Welp, okay, better than our original 40% accuracy. I suppose this increase makes sense. Although, ConvNets let us detect the same pattern anywhere in the image, the model needs to actually be trained on seeing that pattern somewhere in the image.

Also I fought with this section for way too long because I didn’t realize the pixel addition rounding was causing gaps when using shift. PITA.

Let’s get fancy. I know that my real images are 64x64, so I can crop the image to a square around it’s bounding box, and then simply resize to 20x20 (like MNIST) and add 4px of padding.

from PIL import Image, ImageOps
import numpy as np
from scipy.ndimage import center_of_mass

def process_image(image_array):
    # Ensure the array is in the format (x, y, channels), once again, don't ask
    image_array = np.transpose(image_array, (1, 2, 0))

    # Convert to grayscale by summing the channels
    grayscale = np.sum(image_array, axis=-1)
    grayscale[grayscale < 0.01] = 0

    # Find the bounding box of the non-zero pixels
    rows = np.any(grayscale, axis=1)
    cols = np.any(grayscale, axis=0)
    ymin, ymax = np.where(rows)[0][[0, -1]]
    xmin, xmax = np.where(cols)[0][[0, -1]]

    # Crop the original image using the bounding box
    cropped = image_array[ymin:ymax+1, xmin:xmax+1]

    # Create a new square image that is big enough to hold the cropped image
    size = max(cropped.shape[:2])
    new_image = np.zeros((size, size, 3), dtype=image_array.dtype)

    # Calculate the offset to center the digit
    y_offset = (size - cropped.shape[0]) // 2
    x_offset = (size - cropped.shape[1]) // 2

    # Place the cropped image in the center of the new image
    new_image[y_offset:y_offset+cropped.shape[0], x_offset:x_offset+cropped.shape[1]] = cropped


    # Multiply by 255 to bring the values back to the [0, 255] range
    array = (new_image * 255).astype(np.uint8)
    # Convert the numpy array to a PIL Image
    pil_image = Image.fromarray(array)

    # Resize the image to 20x20 pixels
    resized_image = pil_image.resize((20, 20), Image.ANTIALIAS)

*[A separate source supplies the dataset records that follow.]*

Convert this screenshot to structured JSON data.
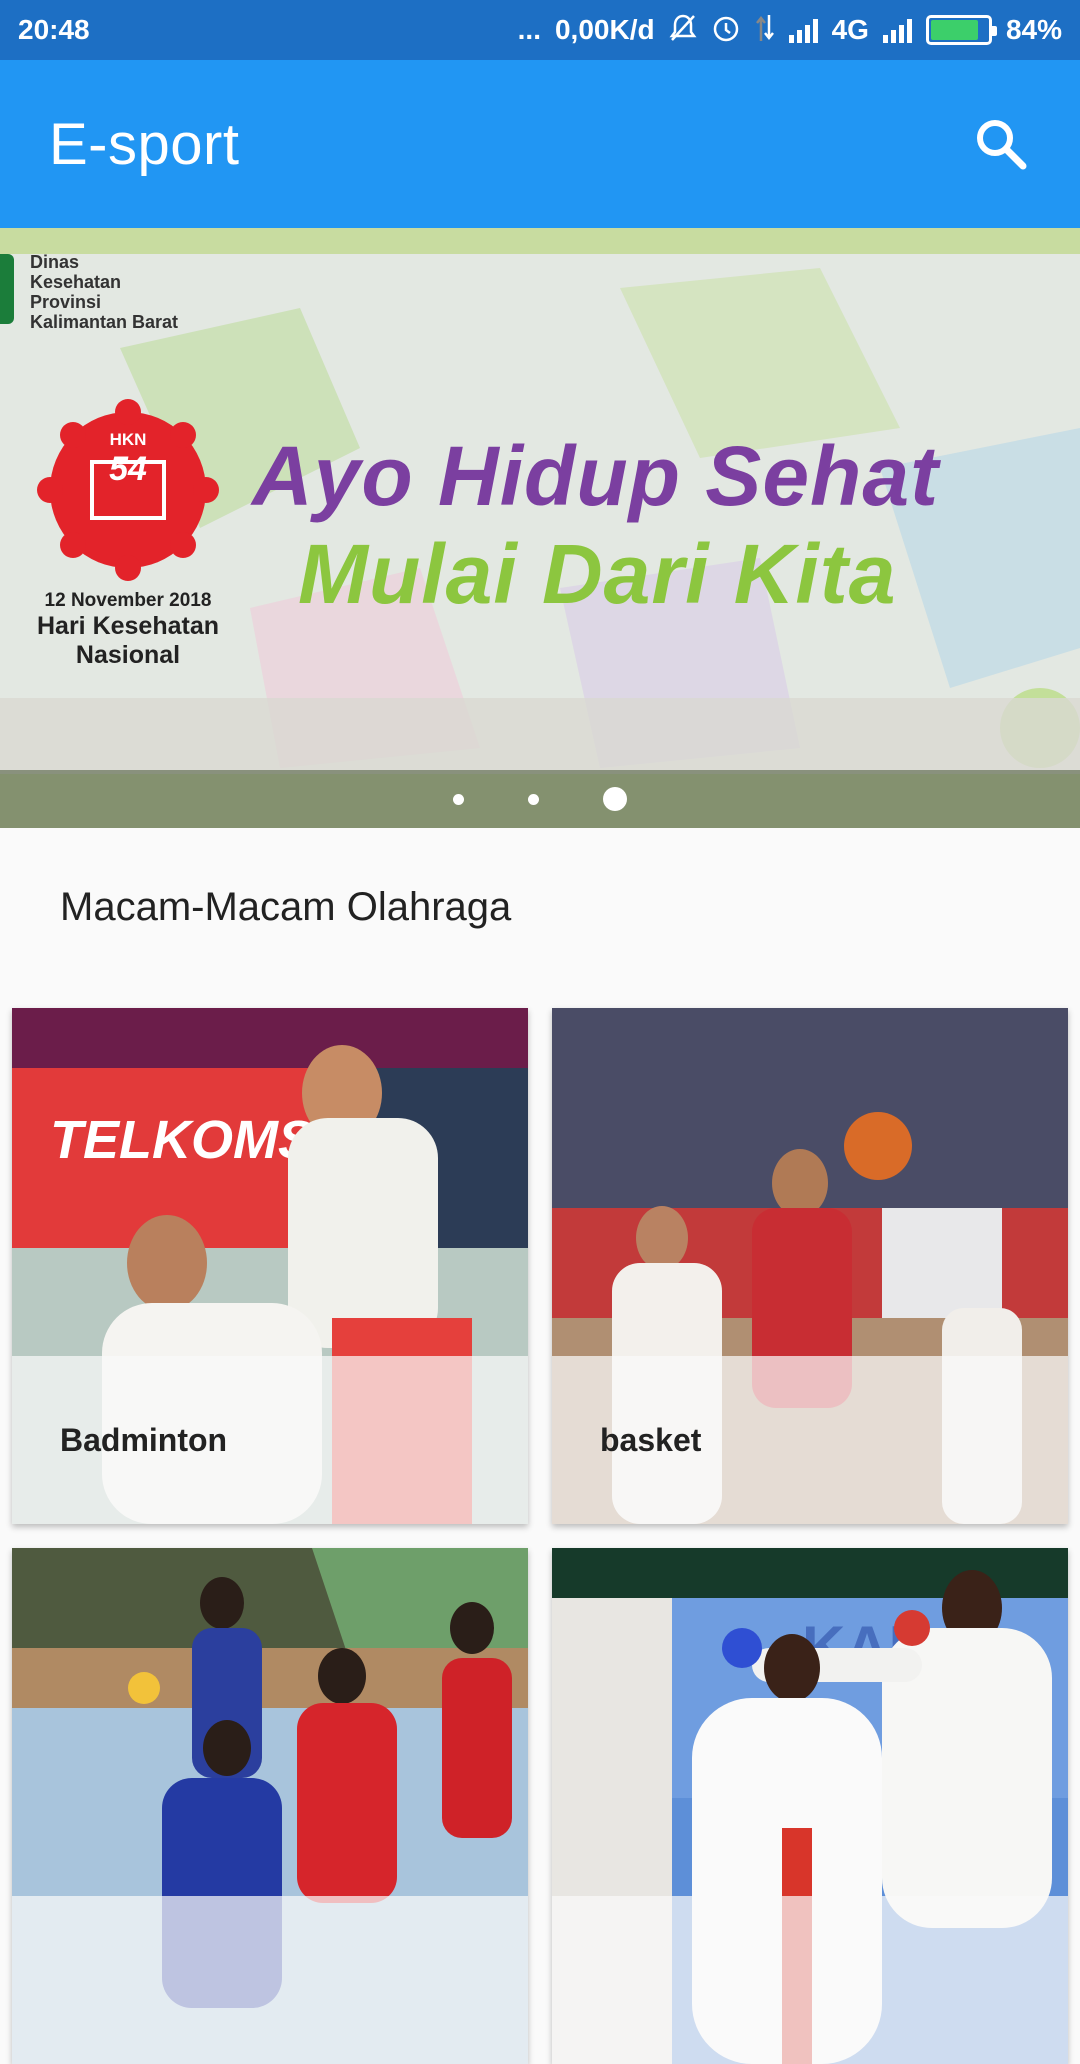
{
  "status_bar": {
    "time": "20:48",
    "dots": "...",
    "speed": "0,00K/d",
    "network": "4G",
    "battery": "84%",
    "battery_level": 0.84,
    "icons": [
      "mute-icon",
      "alarm-icon",
      "data-arrows-icon",
      "signal-icon",
      "signal-icon",
      "battery-icon"
    ]
  },
  "app_bar": {
    "title": "E-sport",
    "search_icon": "search-icon",
    "color": "#2196f3"
  },
  "banner": {
    "agency": [
      "Dinas",
      "Kesehatan",
      "Provinsi",
      "Kalimantan Barat"
    ],
    "logo_text": "HKN",
    "logo_number": "54",
    "date": "12 November 2018",
    "event": [
      "Hari Kesehatan",
      "Nasional"
    ],
    "headline": "Ayo Hidup Sehat",
    "subheadline": "Mulai Dari Kita",
    "slide_count": 3,
    "active_slide": 3,
    "headline_color": "#7b3fa0",
    "subheadline_color": "#8cc63f"
  },
  "section": {
    "title": "Macam-Macam Olahraga"
  },
  "sports": [
    {
      "label": "Badminton",
      "image": "badminton-photo"
    },
    {
      "label": "basket",
      "image": "basketball-photo"
    },
    {
      "label": "",
      "image": "handball-photo"
    },
    {
      "label": "",
      "image": "karate-photo"
    }
  ]
}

    # Add 4px padding around the image
    final_image = ImageOps.expand(resized_image, border=4, fill=0)

    return final_image

Accuracy: 0.515625

That’s annoying. This one was way, way more annoying to set up and it yielded basically no improvement over just centering everything.

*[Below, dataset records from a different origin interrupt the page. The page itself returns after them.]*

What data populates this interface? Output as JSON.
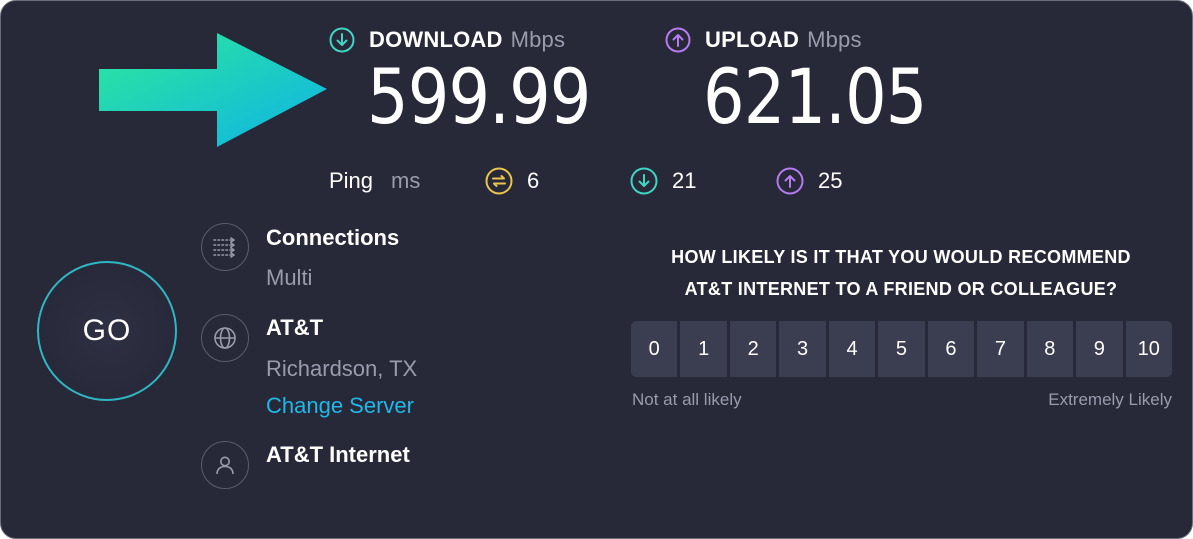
{
  "download": {
    "label": "DOWNLOAD",
    "unit": "Mbps",
    "value": "599.99",
    "icon": "download-arrow-icon",
    "color": "#3fd6c4"
  },
  "upload": {
    "label": "UPLOAD",
    "unit": "Mbps",
    "value": "621.05",
    "icon": "upload-arrow-icon",
    "color": "#b57bf0"
  },
  "ping": {
    "label": "Ping",
    "unit": "ms",
    "idle": "6",
    "download": "21",
    "upload": "25",
    "idle_color": "#e8c64d"
  },
  "go_button": {
    "label": "GO",
    "ring_color": "#2fb6c3"
  },
  "connections": {
    "title": "Connections",
    "value": "Multi",
    "icon": "connections-icon"
  },
  "server": {
    "title": "AT&T",
    "location": "Richardson, TX",
    "change_label": "Change Server",
    "icon": "globe-icon"
  },
  "provider": {
    "title": "AT&T Internet",
    "icon": "user-icon"
  },
  "survey": {
    "question_line1": "HOW LIKELY IS IT THAT YOU WOULD RECOMMEND",
    "question_line2": "AT&T INTERNET TO A FRIEND OR COLLEAGUE?",
    "scale": [
      "0",
      "1",
      "2",
      "3",
      "4",
      "5",
      "6",
      "7",
      "8",
      "9",
      "10"
    ],
    "low_label": "Not at all likely",
    "high_label": "Extremely Likely"
  },
  "arrow": {
    "colors": [
      "#2ee89a",
      "#11b7e0"
    ],
    "icon": "right-arrow-graphic"
  }
}
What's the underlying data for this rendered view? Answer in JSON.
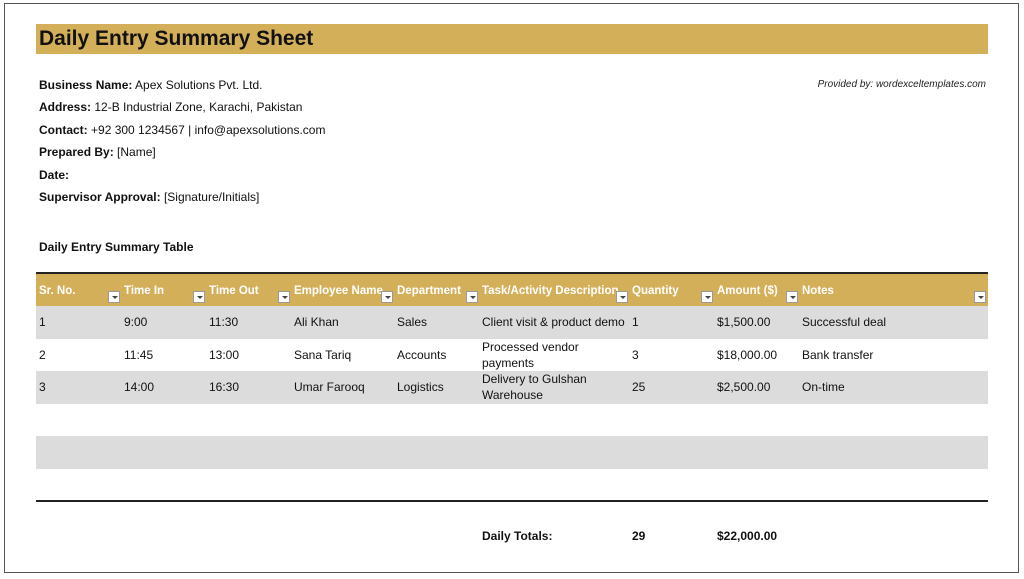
{
  "title": "Daily Entry Summary Sheet",
  "provided_by": "Provided by: wordexceltemplates.com",
  "info": {
    "business_label": "Business Name:",
    "business_value": "Apex Solutions Pvt. Ltd.",
    "address_label": "Address:",
    "address_value": "12-B Industrial Zone, Karachi, Pakistan",
    "contact_label": "Contact:",
    "contact_value": "+92 300 1234567 | info@apexsolutions.com",
    "prepared_label": "Prepared By:",
    "prepared_value": "[Name]",
    "date_label": "Date:",
    "date_value": "",
    "approval_label": "Supervisor Approval:",
    "approval_value": "[Signature/Initials]"
  },
  "table_title": "Daily Entry Summary Table",
  "columns": [
    "Sr. No.",
    "Time In",
    "Time Out",
    "Employee Name",
    "Department",
    "Task/Activity Description",
    "Quantity",
    "Amount ($)",
    "Notes"
  ],
  "rows": [
    {
      "sr": "1",
      "time_in": "9:00",
      "time_out": "11:30",
      "employee": "Ali Khan",
      "department": "Sales",
      "task_line1": "Client visit & product demo",
      "task_line2": "",
      "quantity": "1",
      "amount": "$1,500.00",
      "notes": "Successful deal"
    },
    {
      "sr": "2",
      "time_in": "11:45",
      "time_out": "13:00",
      "employee": "Sana Tariq",
      "department": "Accounts",
      "task_line1": "Processed vendor",
      "task_line2": "payments",
      "quantity": "3",
      "amount": "$18,000.00",
      "notes": "Bank transfer"
    },
    {
      "sr": "3",
      "time_in": "14:00",
      "time_out": "16:30",
      "employee": "Umar Farooq",
      "department": "Logistics",
      "task_line1": "Delivery to Gulshan",
      "task_line2": "Warehouse",
      "quantity": "25",
      "amount": "$2,500.00",
      "notes": "On-time"
    }
  ],
  "totals": {
    "label": "Daily Totals:",
    "quantity": "29",
    "amount": "$22,000.00"
  },
  "colors": {
    "header_gold": "#d4af5a",
    "row_shade": "#dcdcdc"
  }
}
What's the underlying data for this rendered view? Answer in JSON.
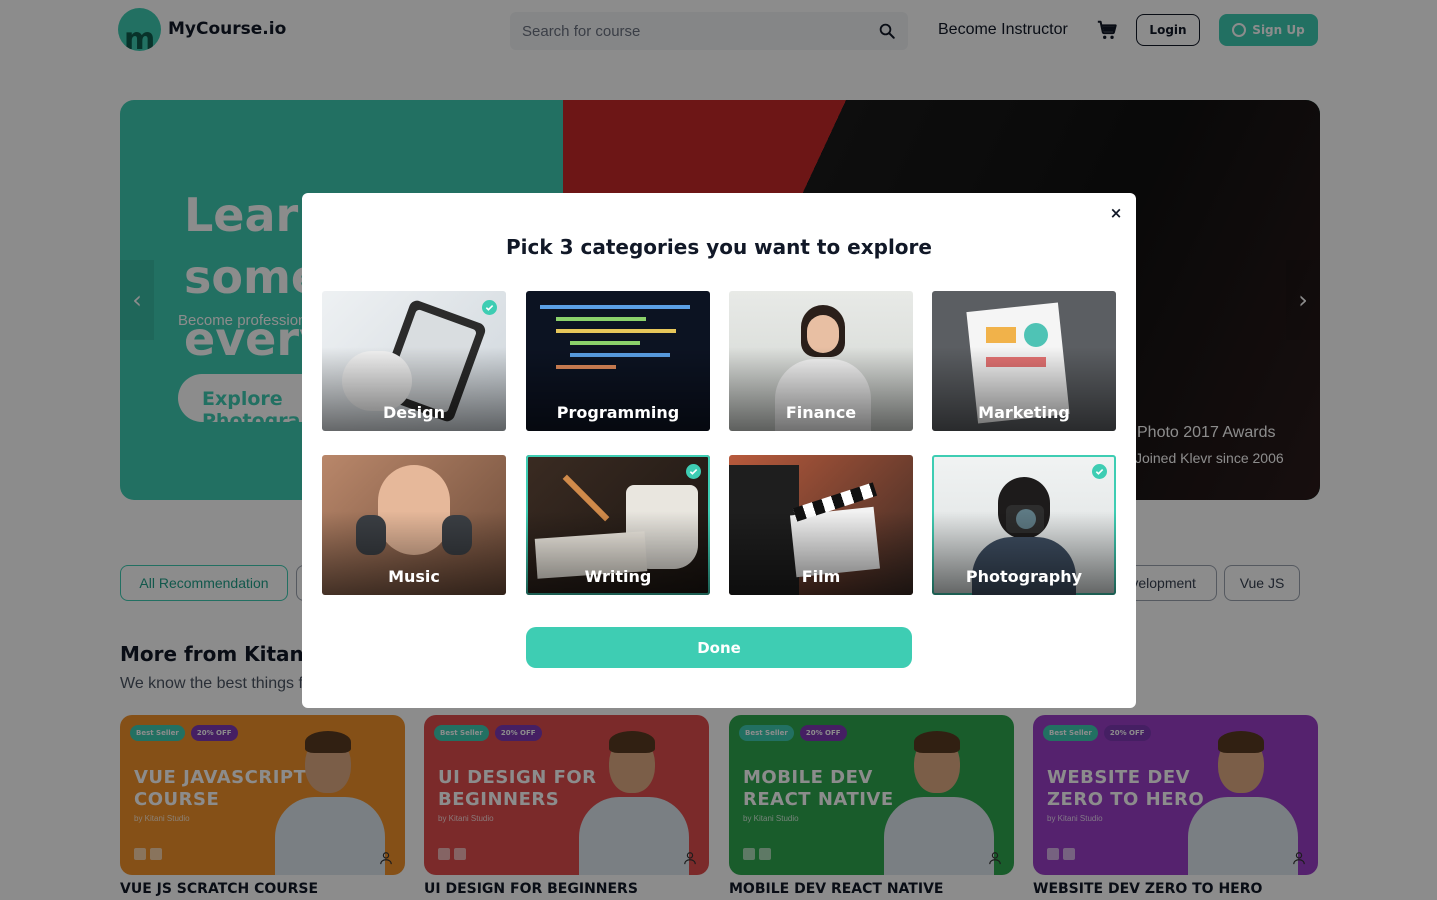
{
  "header": {
    "brand": "MyCourse.io",
    "logo_letter": "m",
    "search_placeholder": "Search for course",
    "become_instructor": "Become Instructor",
    "login": "Login",
    "signup": "Sign Up"
  },
  "hero": {
    "title": "Learn something new everyday",
    "subtitle": "Become professionals and ready to join the world.",
    "cta": "Explore Photography",
    "award": "Photo 2017 Awards",
    "joined": "Joined Klevr since 2006",
    "prev_arrow": "‹",
    "next_arrow": "›"
  },
  "filters": {
    "all": "All Recommendation",
    "development": "Web Development",
    "vue": "Vue JS"
  },
  "section": {
    "title": "More from Kitani Studio",
    "subtitle": "We know the best things for you. Top picks for you."
  },
  "courses": [
    {
      "badge_seller": "Best Seller",
      "badge_off": "20% OFF",
      "title": "VUE JAVASCRIPT COURSE",
      "by": "by Kitani Studio",
      "name": "VUE JS SCRATCH COURSE",
      "color": "#f2922a"
    },
    {
      "badge_seller": "Best Seller",
      "badge_off": "20% OFF",
      "title": "UI DESIGN FOR BEGINNERS",
      "by": "by Kitani Studio",
      "name": "UI DESIGN FOR BEGINNERS",
      "color": "#e14d4d"
    },
    {
      "badge_seller": "Best Seller",
      "badge_off": "20% OFF",
      "title": "MOBILE DEV REACT NATIVE",
      "by": "by Kitani Studio",
      "name": "MOBILE DEV REACT NATIVE",
      "color": "#2fa84f"
    },
    {
      "badge_seller": "Best Seller",
      "badge_off": "20% OFF",
      "title": "WEBSITE DEV ZERO TO HERO",
      "by": "by Kitani Studio",
      "name": "WEBSITE DEV ZERO TO HERO",
      "color": "#9b3fc9"
    }
  ],
  "modal": {
    "title": "Pick 3 categories you want to explore",
    "close": "×",
    "done": "Done",
    "categories": [
      {
        "label": "Design",
        "selected": true
      },
      {
        "label": "Programming",
        "selected": false
      },
      {
        "label": "Finance",
        "selected": false
      },
      {
        "label": "Marketing",
        "selected": false
      },
      {
        "label": "Music",
        "selected": false
      },
      {
        "label": "Writing",
        "selected": true
      },
      {
        "label": "Film",
        "selected": false
      },
      {
        "label": "Photography",
        "selected": true
      }
    ]
  },
  "colors": {
    "accent": "#3ecdb3",
    "purple_badge": "#7e3ab5"
  }
}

This one really surprised me. I had expected the sizing to matter a lot more than just centering. Compared to centering, resizing has had basically no improvement. Weren’t the convolutional layers missing information because my strokes were too small to fit the pattern? I guess not.

Then again, cropping isn’t quite center of mass. I could be introducing some error with this method but from looking at examples it doesn’t feel significantly different.

In conclusion

ResNet still mostly sucks at reading my handwriting but not as much as before.

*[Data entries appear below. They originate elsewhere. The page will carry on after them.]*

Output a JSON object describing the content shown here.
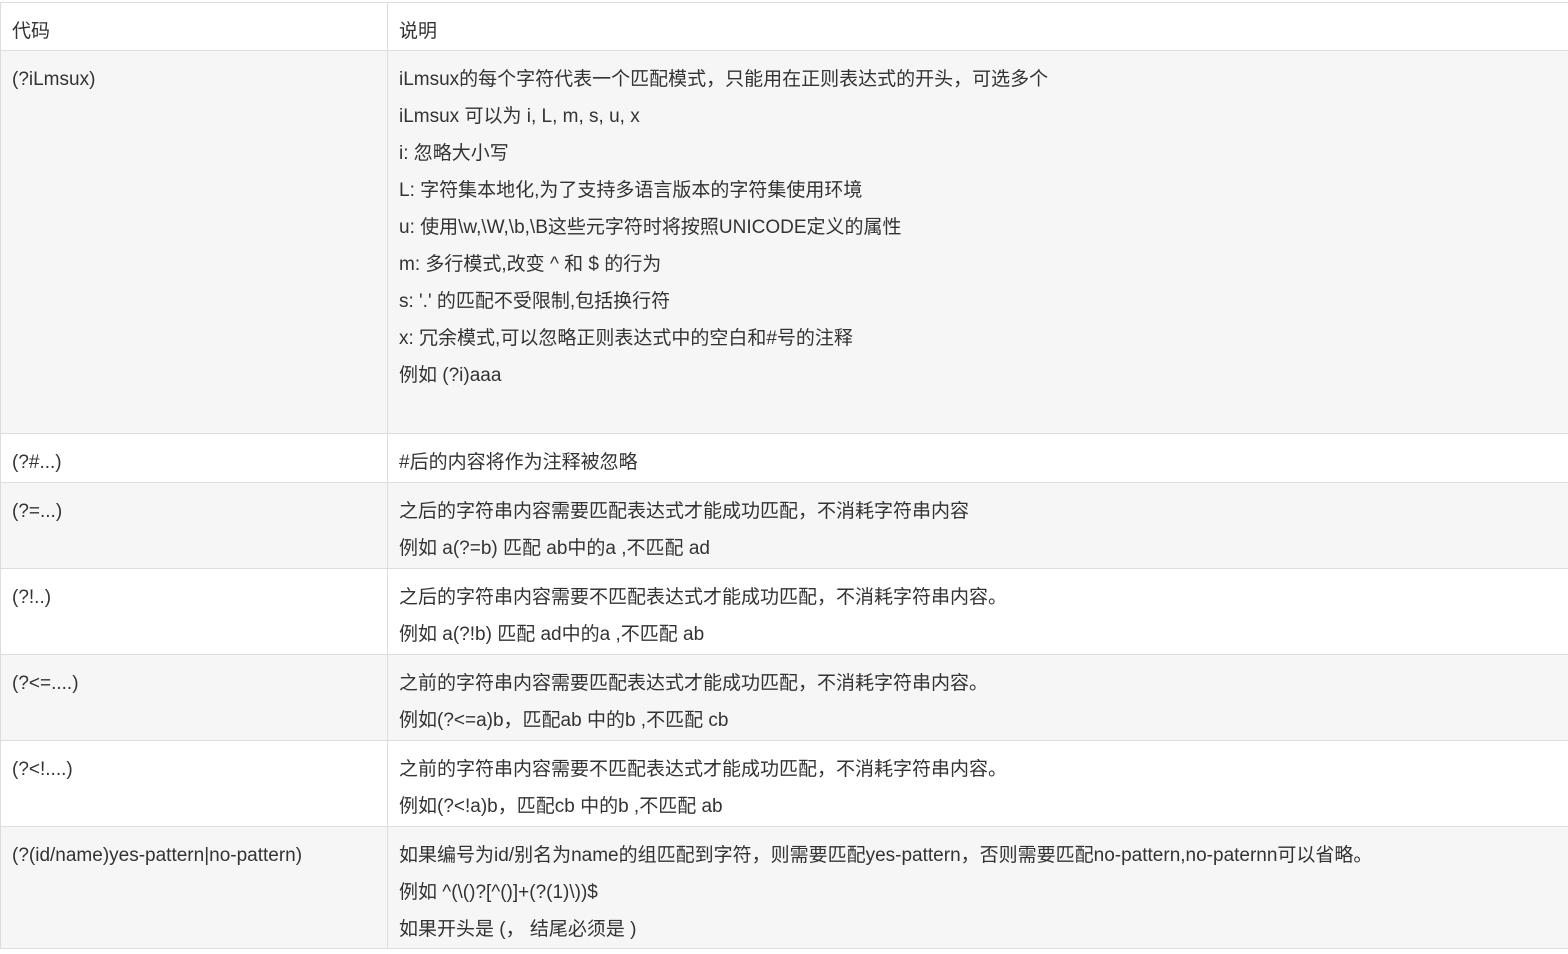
{
  "header": {
    "code": "代码",
    "desc": "说明"
  },
  "rows": [
    {
      "code": "(?iLmsux)",
      "lines": [
        "iLmsux的每个字符代表一个匹配模式，只能用在正则表达式的开头，可选多个",
        "iLmsux 可以为 i, L, m, s, u, x",
        "i: 忽略大小写",
        "L: 字符集本地化,为了支持多语言版本的字符集使用环境",
        "u: 使用\\w,\\W,\\b,\\B这些元字符时将按照UNICODE定义的属性",
        "m: 多行模式,改变 ^ 和 $ 的行为",
        "s: '.' 的匹配不受限制,包括换行符",
        "x: 冗余模式,可以忽略正则表达式中的空白和#号的注释",
        "例如 (?i)aaa"
      ]
    },
    {
      "code": "(?#...)",
      "lines": [
        "#后的内容将作为注释被忽略"
      ]
    },
    {
      "code": "(?=...)",
      "lines": [
        "之后的字符串内容需要匹配表达式才能成功匹配，不消耗字符串内容",
        "例如 a(?=b) 匹配 ab中的a ,不匹配 ad"
      ]
    },
    {
      "code": "(?!..)",
      "lines": [
        "之后的字符串内容需要不匹配表达式才能成功匹配，不消耗字符串内容。",
        "例如 a(?!b) 匹配 ad中的a ,不匹配 ab"
      ]
    },
    {
      "code": "(?<=....)",
      "lines": [
        "之前的字符串内容需要匹配表达式才能成功匹配，不消耗字符串内容。",
        "例如(?<=a)b，匹配ab 中的b ,不匹配 cb"
      ]
    },
    {
      "code": "(?<!....)",
      "lines": [
        "之前的字符串内容需要不匹配表达式才能成功匹配，不消耗字符串内容。",
        "例如(?<!a)b，匹配cb 中的b ,不匹配 ab"
      ]
    },
    {
      "code": "(?(id/name)yes-pattern|no-pattern)",
      "lines": [
        "如果编号为id/别名为name的组匹配到字符，则需要匹配yes-pattern，否则需要匹配no-pattern,no-paternn可以省略。",
        "例如 ^(\\()?[^()]+(?(1)\\))$",
        "如果开头是 (， 结尾必须是 )"
      ]
    }
  ]
}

The biggest surprise for me is that data augmentation of MNIST provided the best accuracy results for my handwriting. I figured that my data wasn’t representative of MNIST and that sanitizing my own dataset to fit MNIST would have yielded the best results. You could say I used some intuition in deciding on the augmentation hyperparameters but outside of rotation much of the augmentation was simply trying to account for resizing which should have been handled during data cleaning. Maybe I’ll try a run where I only transform with rotation if I ever come back to this.

This has been a much longer project (about a day) than I had thought it would be. Thanks for reading if you’ve gotten this far.

I’ll end with three things,

  1. Dysgraphia exists
  2. If you’re a programmer with dysgraphia please reach out if you ever want to work on anything
  3. I hate whiteboard interviews where I have to physically write on a whiteboard. I’m forever thankful the pandemic killed those.